Celia Adler was born in New York City in 1891 and was known as the "First Lady of the Yiddish Theatre."
She was best known for her work in the Yiddish theatre, especially during the heyday of Maurice Schwartz's Yiddish Art Theatre, in which she acted during the 1920s and 30s.
Even though she was a mature woman and a mother, she would play the role of a ten- to thirteen-year-old child.
She also starred in the Yiddish film, "Where Is My Child?"
In the American Theatre, Celia also gave a fine theatrical performance as a Holocaust survivor in Luther Adler's 1946 Broadway production of "A Flag is Born," which also starred Marlon Brando and Paul Muni.
Celia was the daughter of Jacob P Adler and Dinah Shtettin, and she was the older half-sister of Stella and Luther Adler, and Jacob Adler's five other children.
In Celia's autobiography, "The Celia Adler Story," she writes about the serious task of acting:
"... Much more serious, however, is the matter of roles — what role you get and how to play it…. The words themselves are not yet the role. Between the words is hidden the character they must portray. So the actor has to deepen himself, dig into and dissect every word, every phrase, every thought to discover and experience the character’s soul. We have to grope quite frequently and attempt to fathom the life of the character involved for many, many years before he appears on the stage. We also must work very much on and with ourselves, with our figure, our voice, our mimicry and movement until we succeed in creating the person the author hid in his words. As you can see, this is no easy matter.
Understand, I speak here of actors with a serious approach to the theatre. I am underscoring this again and again, because, unfortunately, there is a considerable number of actors in our profession who couldn’t care less about all these things. They do their day’s work on the stage just like any worker in a shop. I have often heard that even in a shop, there are also craftsmen who have a serious, knowledgeable approach to their work and others who behave recklessly and irresponsibly — just so it’s over and done with. In the craftsmanship of the theatre, the difference between sincerity and recklessness is a much more important factor than in a shop.
I must admit here that when I previously spoke of the hardships the serious actor undergoes in the creation of his role, I had in mind roles in plays written by authors who were literary artists, creations that — whether it be the theme or the situation or the individual characters — are built with an artistic viewpoint, with psychological analysis, and are woven as a result, from logical, human behavior. Here we are helped by the author’s artistic creation to search for, to fathom our roles.
We are also subject to playing roles in so-called theatrical concoctions in which there isn’t an inkling of any of these things. As our great David Kessler used to say in ridicule: “Plays written with the knee and thought out with the heel — without logic, without substance of body, without human portraits. For a serious actor to fathom his role in such concoctions is virtually splitting of the Red Sea by Moses.”
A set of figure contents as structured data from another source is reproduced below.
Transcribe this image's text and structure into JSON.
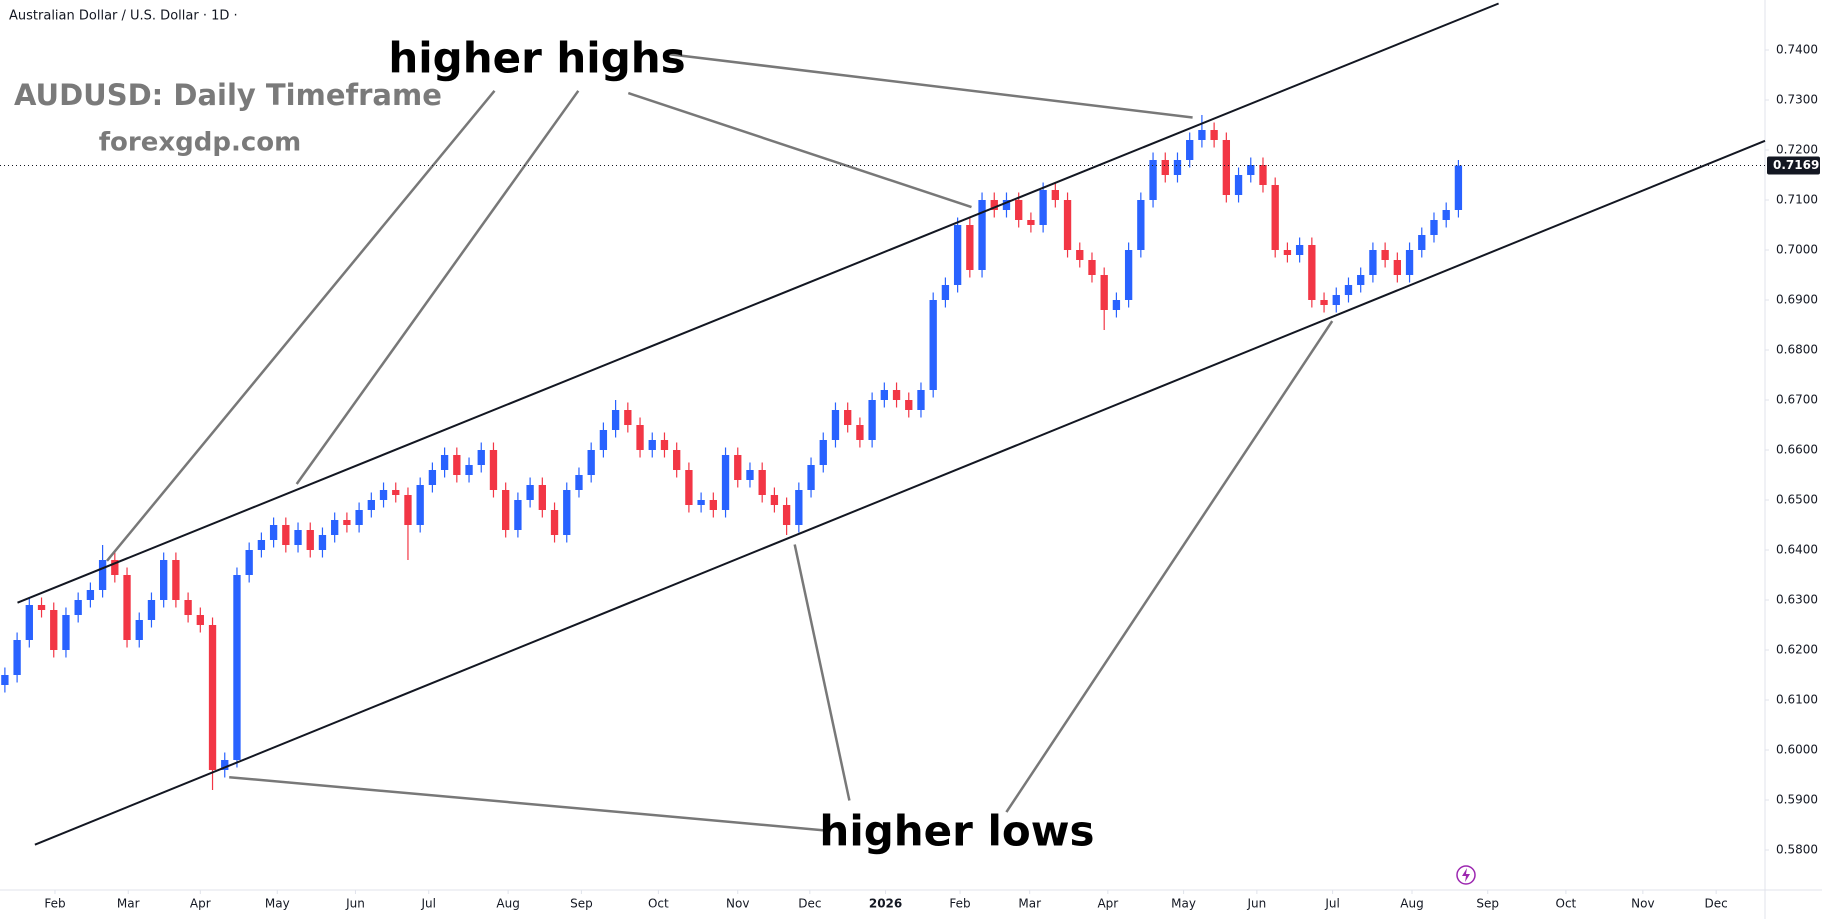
{
  "chart_data": {
    "type": "candlestick",
    "header": "Australian Dollar / U.S. Dollar · 1D ·",
    "title": "AUDUSD: Daily Timeframe",
    "subtitle": "forexgdp.com",
    "annotations": [
      "higher highs",
      "higher lows"
    ],
    "up_color": "#2962ff",
    "down_color": "#f23645",
    "grid": false,
    "open": [
      0.613,
      0.615,
      0.622,
      0.629,
      0.628,
      0.62,
      0.627,
      0.63,
      0.632,
      0.638,
      0.635,
      0.622,
      0.626,
      0.63,
      0.638,
      0.63,
      0.627,
      0.625,
      0.596,
      0.598,
      0.635,
      0.64,
      0.642,
      0.645,
      0.641,
      0.644,
      0.64,
      0.643,
      0.646,
      0.645,
      0.648,
      0.65,
      0.652,
      0.651,
      0.645,
      0.653,
      0.656,
      0.659,
      0.655,
      0.657,
      0.66,
      0.652,
      0.644,
      0.65,
      0.653,
      0.648,
      0.643,
      0.652,
      0.655,
      0.66,
      0.664,
      0.668,
      0.665,
      0.66,
      0.662,
      0.66,
      0.656,
      0.649,
      0.65,
      0.648,
      0.659,
      0.654,
      0.656,
      0.651,
      0.649,
      0.645,
      0.652,
      0.657,
      0.662,
      0.668,
      0.665,
      0.662,
      0.67,
      0.672,
      0.67,
      0.668,
      0.672,
      0.69,
      0.693,
      0.705,
      0.696,
      0.71,
      0.708,
      0.71,
      0.706,
      0.705,
      0.712,
      0.71,
      0.7,
      0.698,
      0.695,
      0.688,
      0.69,
      0.7,
      0.71,
      0.718,
      0.715,
      0.718,
      0.722,
      0.724,
      0.722,
      0.711,
      0.715,
      0.717,
      0.713,
      0.7,
      0.699,
      0.701,
      0.69,
      0.689,
      0.691,
      0.693,
      0.695,
      0.7,
      0.698,
      0.695,
      0.7,
      0.703,
      0.706,
      0.708
    ],
    "high": [
      0.6165,
      0.6235,
      0.6305,
      0.6305,
      0.6295,
      0.6285,
      0.6315,
      0.6335,
      0.641,
      0.6395,
      0.6365,
      0.6275,
      0.6315,
      0.6395,
      0.6395,
      0.6315,
      0.6285,
      0.6265,
      0.5995,
      0.6365,
      0.6415,
      0.6435,
      0.6465,
      0.6465,
      0.6455,
      0.6455,
      0.6445,
      0.6475,
      0.6475,
      0.6495,
      0.6515,
      0.6535,
      0.6535,
      0.6525,
      0.6545,
      0.6575,
      0.6605,
      0.6605,
      0.6585,
      0.6615,
      0.6615,
      0.6535,
      0.6515,
      0.6545,
      0.6545,
      0.6495,
      0.6535,
      0.6565,
      0.6615,
      0.6655,
      0.67,
      0.6695,
      0.6665,
      0.6635,
      0.6635,
      0.6615,
      0.6575,
      0.6515,
      0.6515,
      0.6605,
      0.6605,
      0.6575,
      0.6575,
      0.6525,
      0.6505,
      0.6535,
      0.6585,
      0.6635,
      0.6695,
      0.6695,
      0.6665,
      0.6715,
      0.6735,
      0.6735,
      0.6715,
      0.6735,
      0.6915,
      0.6945,
      0.7065,
      0.7065,
      0.7115,
      0.7115,
      0.7115,
      0.7115,
      0.7075,
      0.7135,
      0.7135,
      0.7115,
      0.7015,
      0.6995,
      0.6965,
      0.6915,
      0.7015,
      0.7115,
      0.7195,
      0.7195,
      0.7195,
      0.7235,
      0.727,
      0.7255,
      0.7235,
      0.7165,
      0.7185,
      0.7185,
      0.7145,
      0.7015,
      0.7025,
      0.7025,
      0.6915,
      0.6925,
      0.6945,
      0.6965,
      0.7015,
      0.7015,
      0.6995,
      0.7015,
      0.7045,
      0.7075,
      0.7095,
      0.718
    ],
    "low": [
      0.6115,
      0.6135,
      0.6205,
      0.6265,
      0.6185,
      0.6185,
      0.6255,
      0.6285,
      0.6305,
      0.6335,
      0.6205,
      0.6205,
      0.6245,
      0.6285,
      0.6285,
      0.6255,
      0.6235,
      0.592,
      0.5945,
      0.5965,
      0.6335,
      0.6385,
      0.6405,
      0.6395,
      0.6395,
      0.6385,
      0.6385,
      0.6415,
      0.6435,
      0.6435,
      0.6465,
      0.6485,
      0.6495,
      0.638,
      0.6435,
      0.6515,
      0.6545,
      0.6535,
      0.6535,
      0.6555,
      0.6505,
      0.6425,
      0.6425,
      0.6485,
      0.6465,
      0.6415,
      0.6415,
      0.6505,
      0.6535,
      0.6585,
      0.6625,
      0.6635,
      0.6585,
      0.6585,
      0.6585,
      0.6545,
      0.6475,
      0.6475,
      0.6465,
      0.6465,
      0.6525,
      0.6525,
      0.6495,
      0.6475,
      0.643,
      0.6435,
      0.6505,
      0.6555,
      0.6605,
      0.6635,
      0.6605,
      0.6605,
      0.6685,
      0.6685,
      0.6665,
      0.6665,
      0.6705,
      0.6885,
      0.6915,
      0.6945,
      0.6945,
      0.7065,
      0.7065,
      0.7045,
      0.7035,
      0.7035,
      0.7085,
      0.6985,
      0.6965,
      0.6935,
      0.684,
      0.6865,
      0.6885,
      0.6985,
      0.7085,
      0.7135,
      0.7135,
      0.7165,
      0.7205,
      0.7205,
      0.7095,
      0.7095,
      0.7135,
      0.7115,
      0.6985,
      0.6975,
      0.6975,
      0.6885,
      0.6875,
      0.6875,
      0.6895,
      0.6915,
      0.6935,
      0.6965,
      0.6935,
      0.6935,
      0.6985,
      0.7015,
      0.7045,
      0.7065
    ],
    "close": [
      0.615,
      0.622,
      0.629,
      0.628,
      0.62,
      0.627,
      0.63,
      0.632,
      0.638,
      0.635,
      0.622,
      0.626,
      0.63,
      0.638,
      0.63,
      0.627,
      0.625,
      0.596,
      0.598,
      0.635,
      0.64,
      0.642,
      0.645,
      0.641,
      0.644,
      0.64,
      0.643,
      0.646,
      0.645,
      0.648,
      0.65,
      0.652,
      0.651,
      0.645,
      0.653,
      0.656,
      0.659,
      0.655,
      0.657,
      0.66,
      0.652,
      0.644,
      0.65,
      0.653,
      0.648,
      0.643,
      0.652,
      0.655,
      0.66,
      0.664,
      0.668,
      0.665,
      0.66,
      0.662,
      0.66,
      0.656,
      0.649,
      0.65,
      0.648,
      0.659,
      0.654,
      0.656,
      0.651,
      0.649,
      0.645,
      0.652,
      0.657,
      0.662,
      0.668,
      0.665,
      0.662,
      0.67,
      0.672,
      0.67,
      0.668,
      0.672,
      0.69,
      0.693,
      0.705,
      0.696,
      0.71,
      0.708,
      0.71,
      0.706,
      0.705,
      0.712,
      0.71,
      0.7,
      0.698,
      0.695,
      0.688,
      0.69,
      0.7,
      0.71,
      0.718,
      0.715,
      0.718,
      0.722,
      0.724,
      0.722,
      0.711,
      0.715,
      0.717,
      0.713,
      0.7,
      0.699,
      0.701,
      0.69,
      0.689,
      0.691,
      0.693,
      0.695,
      0.7,
      0.698,
      0.695,
      0.7,
      0.703,
      0.706,
      0.708,
      0.7169
    ],
    "xlim": [
      -0.4,
      144.1
    ],
    "xticks": [
      {
        "value": 4.1,
        "label": "Feb"
      },
      {
        "value": 10.1,
        "label": "Mar"
      },
      {
        "value": 16.0,
        "label": "Apr"
      },
      {
        "value": 22.3,
        "label": "May"
      },
      {
        "value": 28.7,
        "label": "Jun"
      },
      {
        "value": 34.7,
        "label": "Jul"
      },
      {
        "value": 41.2,
        "label": "Aug"
      },
      {
        "value": 47.2,
        "label": "Sep"
      },
      {
        "value": 53.5,
        "label": "Oct"
      },
      {
        "value": 60.0,
        "label": "Nov"
      },
      {
        "value": 65.9,
        "label": "Dec"
      },
      {
        "value": 72.1,
        "label": "2026"
      },
      {
        "value": 78.2,
        "label": "Feb"
      },
      {
        "value": 83.9,
        "label": "Mar"
      },
      {
        "value": 90.3,
        "label": "Apr"
      },
      {
        "value": 96.5,
        "label": "May"
      },
      {
        "value": 102.5,
        "label": "Jun"
      },
      {
        "value": 108.7,
        "label": "Jul"
      },
      {
        "value": 115.2,
        "label": "Aug"
      },
      {
        "value": 121.4,
        "label": "Sep"
      },
      {
        "value": 127.8,
        "label": "Oct"
      },
      {
        "value": 134.1,
        "label": "Nov"
      },
      {
        "value": 140.1,
        "label": "Dec"
      }
    ],
    "ylim": [
      0.572,
      0.75
    ],
    "yticks": [
      {
        "value": 0.74,
        "label": "0.7400"
      },
      {
        "value": 0.73,
        "label": "0.7300"
      },
      {
        "value": 0.72,
        "label": "0.7200"
      },
      {
        "value": 0.71,
        "label": "0.7100"
      },
      {
        "value": 0.7,
        "label": "0.7000"
      },
      {
        "value": 0.69,
        "label": "0.6900"
      },
      {
        "value": 0.68,
        "label": "0.6800"
      },
      {
        "value": 0.67,
        "label": "0.6700"
      },
      {
        "value": 0.66,
        "label": "0.6600"
      },
      {
        "value": 0.65,
        "label": "0.6500"
      },
      {
        "value": 0.64,
        "label": "0.6400"
      },
      {
        "value": 0.63,
        "label": "0.6300"
      },
      {
        "value": 0.62,
        "label": "0.6200"
      },
      {
        "value": 0.61,
        "label": "0.6100"
      },
      {
        "value": 0.6,
        "label": "0.6000"
      },
      {
        "value": 0.59,
        "label": "0.5900"
      },
      {
        "value": 0.58,
        "label": "0.5800"
      }
    ]
  }
}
And I don’t have to say here that the young actor has no jurisdiction over the selection of roles. Very seldom does he even have a say in which theatre he will be booked. How goes the saying: “If you want to go to war, you have to smell powder.” But I can assure you with a clear conscience that the serious artist will not agree to go and play a role, even in the worst literary trash, until he fathoms the character and knows for sure why he will do, what he will do and say, what he says on the stage. And not having the help of the author’s notes, he must fathom it with his own intuition."